Summary

When the function castVoteWithReasonAndParams is used to split votes, the event VoteCastWithParams with the support argument is emitted, although this is ignored in this case.

Vulnerability Details

GovernorCountingFractional supports splitting votes between Against/For/Abstain. To do so, _countVote checks if voteData is non-zero. If so, the split is parsed based on this data and the argument support is completely ignored. The function _castVote (within Governor: https://github.com/Cyfrin/2024-10-zksync/blob/cfc1251de29379a9548eeff1eea3c78267288356/zk-governance/l2-contracts/lib/openzeppelin-contracts/contracts/governance/Governor.sol#L581) calls _countVote and afterwards emits an event. If params has length zero, VoteCast is emitted with the support and weight parameters, which is correct when using GovernorCountingFractional (as it also allocates the whole weight to the chosen support value in this case).

However, when the params are non-zero, the event VoteCastWithParams is emitted with the same weight and support parameters. But these parameters are not directly related to the vote in this case. The weight is just the total weight (that can be arbitrarily split, even with multiple calls) and support is completely ignored. Note that the support value could even have invalid values in these events, as it is not verified in _countVoteFractional.

Impact

If an off-chain system (that tracks the voting progress or even makes decision automatically based on it, for instance with a Subgraph) just parses support and weight, it will lead to completely wrong result and would be easily gameable. For instance, someone with weight 10 could vote to times with vote 1 for "against", but always set the support parameter to "for". The off-chain system would then think that this were 100 votes "for", which is wrong.

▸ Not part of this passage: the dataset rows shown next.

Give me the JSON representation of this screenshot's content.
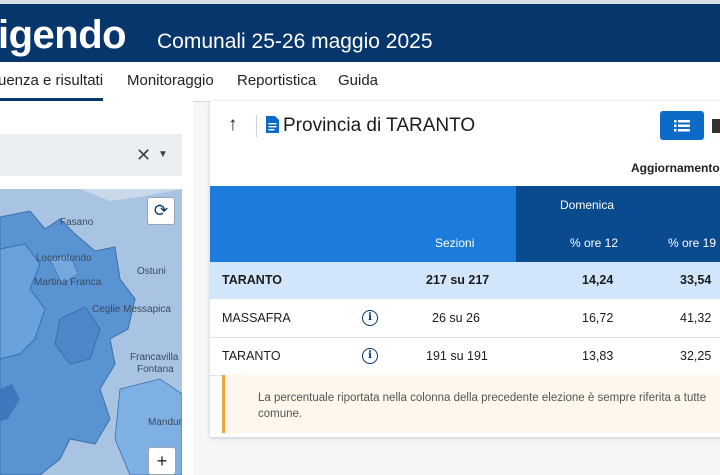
{
  "header": {
    "brand": "igendo",
    "subtitle": "Comunali 25-26 maggio 2025"
  },
  "nav": {
    "items": [
      {
        "label": "uenza e risultati",
        "active": true
      },
      {
        "label": "Monitoraggio",
        "active": false
      },
      {
        "label": "Reportistica",
        "active": false
      },
      {
        "label": "Guida",
        "active": false
      }
    ]
  },
  "select": {
    "value": "",
    "clear_icon": "close-icon",
    "caret_icon": "chevron-down-icon"
  },
  "map": {
    "labels": [
      "Fasano",
      "Locorotondo",
      "Ostuni",
      "Martina Franca",
      "Ceglie Messapica",
      "Francavilla",
      "Fontana",
      "Manduria"
    ],
    "refresh_icon": "refresh-icon",
    "zoom_in_label": "+"
  },
  "card": {
    "title": "Provincia di TARANTO",
    "updated_label": "Aggiornamento:",
    "table": {
      "group_header": "Domenica",
      "col_sezioni": "Sezioni",
      "col_ore12": "% ore 12",
      "col_ore19": "% ore 19",
      "rows": [
        {
          "name": "TARANTO",
          "sezioni": "217 su 217",
          "ore12": "14,24",
          "ore19": "33,54"
        },
        {
          "name": "MASSAFRA",
          "sezioni": "26 su 26",
          "ore12": "16,72",
          "ore19": "41,32"
        },
        {
          "name": "TARANTO",
          "sezioni": "191 su 191",
          "ore12": "13,83",
          "ore19": "32,25"
        }
      ]
    },
    "note": "La percentuale riportata nella colonna della precedente elezione è sempre riferita a tutte comune."
  },
  "colors": {
    "header_bg": "#06366b",
    "table_header": "#1b7cdb",
    "table_header_dark": "#0a4a8f",
    "total_row": "#d1e6fb",
    "note_accent": "#f0a43a"
  }
}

Setting invalid support parameters could also lead to crashes / errors in off-chain systems, as they might only expect the three possible enum values.

Even if an off-chain system is aware of these intricate details, actually parsing the vote result based on the events is hard: You need to decode the params byte array for every VoteCastWithParams event to get the correct votes.

Recommendations

It is recommended to introduce custom events within GovernorCountingFractional that emit the actual voting result directly. This will avoid errors in off-chain systems. The _castVote function could also be overwritten to prevent that these confusing events are emitted.